C'est peut-être juste un peu de fatigue, je ne peux pas ramasser tous le monde.  J'ai eut bien assez de ma famille et la j'ai mon chum qui est pas mal traîneux.  Je travaille fort dans une poissonnerie, je dois entre autre tenir l'endroit très propre.  Je tiens le guichet d'un théâtre les fins de semaine et je travaille sur un projet d'entreprise avec une amie.  Entre temps, je fais même de la figuration.  Je suis donc très occupée et pourtant je n'arrive pas à voir le dessus côté financier.  Ce sont des petits boulots à petits salaires.  Je fais tout ça afin de me garder du temps de création.  Mais finalement, il ne m'en reste pas plus qu'avant et j'ai moins d'argent.  Je ne regrette pas d'avoir quitté mon emploi en design textile,  l'ambiance était méprisante et cela nuit plus que tout à la création.  J'ai tout de même réussi à faire trois fanzines de bandes dessinées, des dizaines de belles aquarelles, à me présenter à la SCA (même si on m'a refusé) à placer mes petites aquarelles dans une galerie (même s'ils n'en ont pas vendu) à faire des affiches de théâtres, des illustrations pour un site web et des tas d'autres illustrations personnelles que personne ne m'a acheté.  Je travaille fort à me faire une clientèle et j'ai eut beaucoup de réponses sympathiques de graphistes disant aimer mon style et qu'ils vont me rappeler quand ils en auront besoin.  J'attends toujours.

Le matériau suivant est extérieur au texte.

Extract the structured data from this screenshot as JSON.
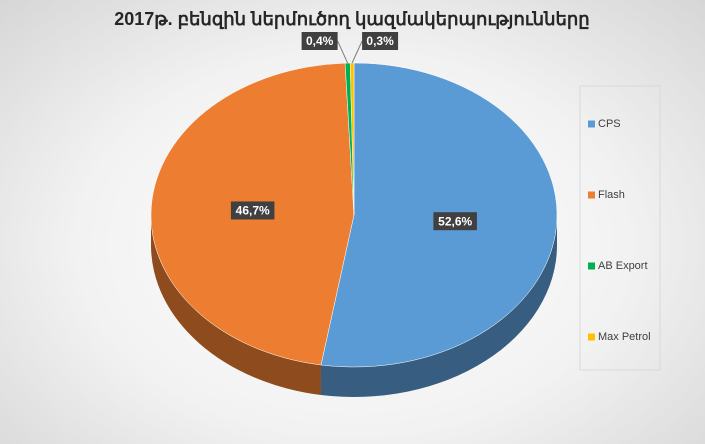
{
  "chart_data": {
    "type": "pie3d",
    "title": "2017թ. բենզին ներմուծող կազմակերպությունները",
    "categories": [
      "CPS",
      "Flash",
      "AB Export",
      "Max Petrol"
    ],
    "values": [
      52.6,
      46.7,
      0.4,
      0.3
    ],
    "value_labels": [
      "52,6%",
      "46,7%",
      "0,4%",
      "0,3%"
    ],
    "colors": [
      "#5b9bd5",
      "#ed7d31",
      "#00b050",
      "#ffc000"
    ],
    "legend": "right"
  }
}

L'illustration est un métier décourageant.  Il y a beaucoup de compétition et peu d'argent.  J'ai fait plusieurs illustrations gratuitement pour des livres de poésie.  C'est beau, ça fait des choses à montrer dans mon portfolio, mais ça ne paye pas le loyer.  Tout augmente sauf les prix pour une illustration qui n'ont pas augmenté depuis 30 ans.  Voilà pourquoi j'ai aménagé dans un quartier pauvre.

Bref, les temps sont durs.  J'imagine que c'est la même chose pour tous le monde.  Alors je vais cessez de me plaindre et reprendre mon pinceau.  Je veux faire un beau portrait de mon chum, qu'il pourra mettre sur sa prochaine pochette de disque.  C'est le plaisir que je me donne: créer.